Jane Austen's poor sight 'caused by arsenic'
Author Jane Austen was virtually blind at the end of her life possibly as a result of arsenic poisoning, experts have revealed.
Tests on three pairs of glasses held at the British Library showed the author's sight deteriorated considerably.
At the time, heavy metals like arsenic were used in medicines that Austen, who had rheumatism, may have taken.
Library experts have suggested such poisoning may also have contributed to her early death at the age of 41.
The novelist, who lived in Steventon, Hampshire, died on 18 July 1817 and the cause of her death has been the subject of much speculation.
The three pairs of glasses, kept in the Pride and Prejudice author's writing desk, were examined using a portable lens meter brought to the library to determine the strength of the lenses which, despite their age, remain in good condition.
Tests showed they increased in strength from +1.75 in each eye from the first pair to +4.75 and +5.0 in the final pair - meaning she would have found it very difficult to see well enough to read or write by the time she died.
British Library curator Sandra Tuppen said: "There's the possibility of her being poisoned accidentally with a heavy metal such as arsenic.

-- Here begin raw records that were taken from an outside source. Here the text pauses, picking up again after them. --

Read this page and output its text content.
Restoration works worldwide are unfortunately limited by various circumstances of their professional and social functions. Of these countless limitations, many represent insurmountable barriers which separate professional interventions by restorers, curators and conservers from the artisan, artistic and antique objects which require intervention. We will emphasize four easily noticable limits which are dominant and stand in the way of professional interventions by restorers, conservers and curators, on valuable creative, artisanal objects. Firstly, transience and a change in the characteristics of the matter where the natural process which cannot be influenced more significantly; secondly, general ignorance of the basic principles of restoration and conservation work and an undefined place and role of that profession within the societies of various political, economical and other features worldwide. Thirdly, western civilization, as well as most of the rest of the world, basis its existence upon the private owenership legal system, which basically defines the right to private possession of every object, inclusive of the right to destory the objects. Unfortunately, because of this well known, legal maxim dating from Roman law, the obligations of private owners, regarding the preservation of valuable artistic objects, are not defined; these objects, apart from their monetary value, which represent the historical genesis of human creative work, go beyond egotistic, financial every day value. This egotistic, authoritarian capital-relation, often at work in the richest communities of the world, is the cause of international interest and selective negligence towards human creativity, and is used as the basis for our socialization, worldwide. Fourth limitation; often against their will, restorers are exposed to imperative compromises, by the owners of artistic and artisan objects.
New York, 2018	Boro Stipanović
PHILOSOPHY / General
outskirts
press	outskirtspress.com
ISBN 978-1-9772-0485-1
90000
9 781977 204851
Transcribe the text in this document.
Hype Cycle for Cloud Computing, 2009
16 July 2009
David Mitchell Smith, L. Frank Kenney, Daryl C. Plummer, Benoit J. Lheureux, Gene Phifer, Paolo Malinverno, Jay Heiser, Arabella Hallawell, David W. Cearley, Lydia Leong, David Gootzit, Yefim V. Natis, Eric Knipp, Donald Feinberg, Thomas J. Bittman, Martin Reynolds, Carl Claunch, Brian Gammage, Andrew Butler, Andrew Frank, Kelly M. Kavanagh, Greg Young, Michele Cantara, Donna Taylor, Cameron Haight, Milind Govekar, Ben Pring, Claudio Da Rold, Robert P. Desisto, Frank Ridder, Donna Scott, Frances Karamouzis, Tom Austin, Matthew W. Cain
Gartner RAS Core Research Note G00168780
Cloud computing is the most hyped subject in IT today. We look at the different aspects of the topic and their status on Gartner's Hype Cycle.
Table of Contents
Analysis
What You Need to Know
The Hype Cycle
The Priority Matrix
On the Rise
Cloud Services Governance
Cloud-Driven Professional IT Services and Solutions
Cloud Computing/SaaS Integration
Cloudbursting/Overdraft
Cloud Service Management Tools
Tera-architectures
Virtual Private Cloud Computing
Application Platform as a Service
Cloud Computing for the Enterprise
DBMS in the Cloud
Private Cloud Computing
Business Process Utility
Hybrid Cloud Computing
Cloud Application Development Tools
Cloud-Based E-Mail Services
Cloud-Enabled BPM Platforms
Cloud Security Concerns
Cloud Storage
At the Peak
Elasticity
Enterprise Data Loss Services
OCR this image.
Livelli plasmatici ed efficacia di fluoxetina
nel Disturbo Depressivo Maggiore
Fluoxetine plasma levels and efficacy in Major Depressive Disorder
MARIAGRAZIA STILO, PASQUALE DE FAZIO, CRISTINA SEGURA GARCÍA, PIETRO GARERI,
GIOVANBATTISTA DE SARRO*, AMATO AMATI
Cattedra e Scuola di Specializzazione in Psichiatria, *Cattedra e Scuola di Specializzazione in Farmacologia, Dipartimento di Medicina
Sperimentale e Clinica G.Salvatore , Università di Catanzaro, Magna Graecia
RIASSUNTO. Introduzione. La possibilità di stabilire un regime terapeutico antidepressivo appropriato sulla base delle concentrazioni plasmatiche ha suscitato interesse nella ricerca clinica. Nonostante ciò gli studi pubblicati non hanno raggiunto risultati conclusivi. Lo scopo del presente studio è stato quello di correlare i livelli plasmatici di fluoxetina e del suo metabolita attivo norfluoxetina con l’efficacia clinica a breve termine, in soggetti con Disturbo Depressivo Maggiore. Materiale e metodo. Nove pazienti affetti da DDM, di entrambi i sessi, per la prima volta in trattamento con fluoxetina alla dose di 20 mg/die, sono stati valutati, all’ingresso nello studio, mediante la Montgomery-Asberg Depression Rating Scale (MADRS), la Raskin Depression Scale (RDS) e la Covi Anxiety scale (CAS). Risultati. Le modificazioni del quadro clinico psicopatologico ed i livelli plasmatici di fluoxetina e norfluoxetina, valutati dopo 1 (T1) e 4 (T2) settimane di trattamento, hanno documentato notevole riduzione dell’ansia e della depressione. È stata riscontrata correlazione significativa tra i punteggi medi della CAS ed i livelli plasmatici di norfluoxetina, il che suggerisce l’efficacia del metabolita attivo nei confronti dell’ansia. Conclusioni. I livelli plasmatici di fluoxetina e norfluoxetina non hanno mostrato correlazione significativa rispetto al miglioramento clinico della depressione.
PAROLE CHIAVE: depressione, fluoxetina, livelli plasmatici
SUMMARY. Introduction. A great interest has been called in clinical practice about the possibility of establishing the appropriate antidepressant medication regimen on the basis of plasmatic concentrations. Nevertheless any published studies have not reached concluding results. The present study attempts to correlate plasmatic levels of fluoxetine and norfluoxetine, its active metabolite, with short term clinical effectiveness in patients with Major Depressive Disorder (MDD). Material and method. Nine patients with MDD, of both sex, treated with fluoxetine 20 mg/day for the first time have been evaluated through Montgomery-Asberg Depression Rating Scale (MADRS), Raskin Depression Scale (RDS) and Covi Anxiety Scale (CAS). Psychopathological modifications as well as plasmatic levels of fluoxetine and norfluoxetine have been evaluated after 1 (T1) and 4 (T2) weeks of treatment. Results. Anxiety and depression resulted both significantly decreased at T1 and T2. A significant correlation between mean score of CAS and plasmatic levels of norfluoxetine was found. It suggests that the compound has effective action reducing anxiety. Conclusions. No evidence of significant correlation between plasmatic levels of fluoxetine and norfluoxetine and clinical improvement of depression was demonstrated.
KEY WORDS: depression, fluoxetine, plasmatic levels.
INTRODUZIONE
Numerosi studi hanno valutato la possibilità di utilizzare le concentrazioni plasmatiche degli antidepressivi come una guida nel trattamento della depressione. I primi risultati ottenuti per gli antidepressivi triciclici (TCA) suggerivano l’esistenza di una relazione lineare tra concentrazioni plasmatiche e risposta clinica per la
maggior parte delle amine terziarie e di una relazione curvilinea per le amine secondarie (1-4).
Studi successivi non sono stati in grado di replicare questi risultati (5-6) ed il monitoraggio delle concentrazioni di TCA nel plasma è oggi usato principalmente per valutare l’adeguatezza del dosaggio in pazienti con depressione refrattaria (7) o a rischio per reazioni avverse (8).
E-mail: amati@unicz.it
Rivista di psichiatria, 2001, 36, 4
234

We know now that arsenic poisoning can cause cataracts.
"Arsenic was often put into medication for other types of illness, potentially for rheumatism, which we know Jane Austen suffered from."
It is not known whether the glasses, made of real tortoiseshell and glass, were prescribed for Austen or she bought them herself.
The British Library is inviting optometrists to offer their opinions on the new theory.